Woodward, who almost embodies the word "enigmatic", sent out all sorts of conflicting signals yesterday. On the one hand he insisted that he was enjoying the job, describing it as "20 per cent awful, but 80 per cent fantastic". Almost in the same breath he said that he "wanted to go out a winner", appearing to suggest that a Six Nations title and a Grand Slam would, in the absence of the World Cup, be a perfect way of rounding off his reign.

However, his reference to Mitchell, the assistant coach who returns to his native New Zealand next month to take up a player development job with Waikato, was not enigmatic in the least. Woodward clearly feels that the RFU missed a boat the size of the Titanic in not securing Mitchell's services for another term. If truth be told, he is also annoyed at the union's presumptuousness in broadcasting their intention to offer him a renewed three-year deal before bothering to consult with him. Last week, the RFU's chief executive, Francis Baron, was bullish in the extreme about the chances of Woodward staying on. Suddenly, that confidence seems misplaced.

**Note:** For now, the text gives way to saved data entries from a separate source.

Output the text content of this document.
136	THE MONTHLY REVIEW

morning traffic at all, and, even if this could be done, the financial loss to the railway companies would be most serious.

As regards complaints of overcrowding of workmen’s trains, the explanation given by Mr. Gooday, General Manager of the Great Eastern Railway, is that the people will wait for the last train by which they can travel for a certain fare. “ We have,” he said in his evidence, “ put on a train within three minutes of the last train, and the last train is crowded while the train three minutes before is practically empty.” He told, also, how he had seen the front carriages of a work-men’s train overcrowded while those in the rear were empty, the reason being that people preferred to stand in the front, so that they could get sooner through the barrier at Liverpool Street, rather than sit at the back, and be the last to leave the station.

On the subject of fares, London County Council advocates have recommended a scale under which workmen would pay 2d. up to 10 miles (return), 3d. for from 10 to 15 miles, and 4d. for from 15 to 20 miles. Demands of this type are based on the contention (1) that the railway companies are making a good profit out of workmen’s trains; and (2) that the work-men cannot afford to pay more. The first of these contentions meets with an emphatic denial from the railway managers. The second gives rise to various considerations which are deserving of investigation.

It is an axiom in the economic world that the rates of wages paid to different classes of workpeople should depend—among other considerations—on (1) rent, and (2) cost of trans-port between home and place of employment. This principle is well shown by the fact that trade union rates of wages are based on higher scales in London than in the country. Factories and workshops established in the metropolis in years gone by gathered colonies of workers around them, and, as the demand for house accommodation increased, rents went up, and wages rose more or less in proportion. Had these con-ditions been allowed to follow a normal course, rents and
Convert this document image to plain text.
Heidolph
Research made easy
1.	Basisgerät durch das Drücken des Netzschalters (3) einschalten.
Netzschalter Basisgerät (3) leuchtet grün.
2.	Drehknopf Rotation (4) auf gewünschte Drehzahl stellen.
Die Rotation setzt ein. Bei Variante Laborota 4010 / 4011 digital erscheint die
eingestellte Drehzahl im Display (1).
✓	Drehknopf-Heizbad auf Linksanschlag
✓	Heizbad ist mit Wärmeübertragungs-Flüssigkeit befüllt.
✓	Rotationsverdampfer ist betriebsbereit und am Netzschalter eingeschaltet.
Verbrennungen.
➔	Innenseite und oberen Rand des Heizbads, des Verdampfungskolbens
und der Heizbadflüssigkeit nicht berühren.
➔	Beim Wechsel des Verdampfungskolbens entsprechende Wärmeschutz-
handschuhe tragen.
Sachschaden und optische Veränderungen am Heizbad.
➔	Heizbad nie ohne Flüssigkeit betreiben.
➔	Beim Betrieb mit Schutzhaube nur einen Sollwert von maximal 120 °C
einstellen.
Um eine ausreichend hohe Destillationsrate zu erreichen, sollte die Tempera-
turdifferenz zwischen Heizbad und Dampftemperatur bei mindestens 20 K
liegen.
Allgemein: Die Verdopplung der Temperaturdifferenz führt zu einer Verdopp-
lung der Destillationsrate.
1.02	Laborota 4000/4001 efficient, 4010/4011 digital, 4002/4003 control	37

Given Woodward's reluctance to enter into contractual negotiations before the end of the tournament - England play their final game in Scotland a fortnight today - the RFU will have a maximum of eight weeks to tempt their man and hammer out an agreement. If the talks break down, the team will travel to Springbok country with a panel of specialist coaches - Brian Ashton, Phil Larder, Dave Alred - but no overall strategist and no head honcho. Pretoria and Bloemfontein are not easy places to win Test matches at the best of times. If the nightmare scenario comes to pass, those venues will be positively impregnable.

The Stadio Flaminio does not present quite the same challenge as Loftus Versfeld or the Free State Stadium, although England are rarely at their best in unfamiliar surroundings and may take a while to find their feet in the tight 24,000-capacity arena this afternoon. But anything less than a 30-point victory margin will rankle with them, for the Italians are not in the healthiest of nick. Matt Pini, a full-back with eight Wallaby caps and rich experience of the Allied Dunbar Premiership behind him, is missing from the side, as is the inspirational Massimo Giovanelli, whose back-row banditry caused the favourites such heartburn in Huddersfield 16 months ago. Giovanelli has been forced into early retirement after suffering a detached retina during the victory over Scotland last month

"This is pretty daunting, to be honest with you," said the Italian coach, Brad Johnstone, earlier this week. "I thought England played something close to a complete game in beating Wales in the last round of matches, while we are showing all the signs of a side unused to playing at maximum level on a regular basis." Old All Black props tend to be realistic about oval-ball matters. Not even an infinitesimal proportion of the Johnstone salary will be riding on Italy this afternoon.

Contractual issues aside, England are formidably single-minded. They have deliberately shut themselves away in a charmless airport hotel - "We're here on business," explained Woodward, "and I don't want the players even thinking about the beautiful city we're in" - and they fully intend to hit the Azzurri with the kind of all-singing, all-dancing rugby they inflicted on Ireland and Wales.

But perhaps the most striking comment came from Lawrence Dallaglio, or "Lorenzo Dallaglio" as the Italian half of his family like to call him. "The championship always goes down to the wire; we learned that last season, when Wales stopped us winning the Slam in the final few seconds of the final game," he said. "That match will serve as a reminder to this team, just as Murrayfield 1990 served as a reminder to Will Carling's side." The Edinburgh experience of a decade ago inspired Carling and company to consecutive Grand Slams. Dallaglio intends to ensure that history repeats itself.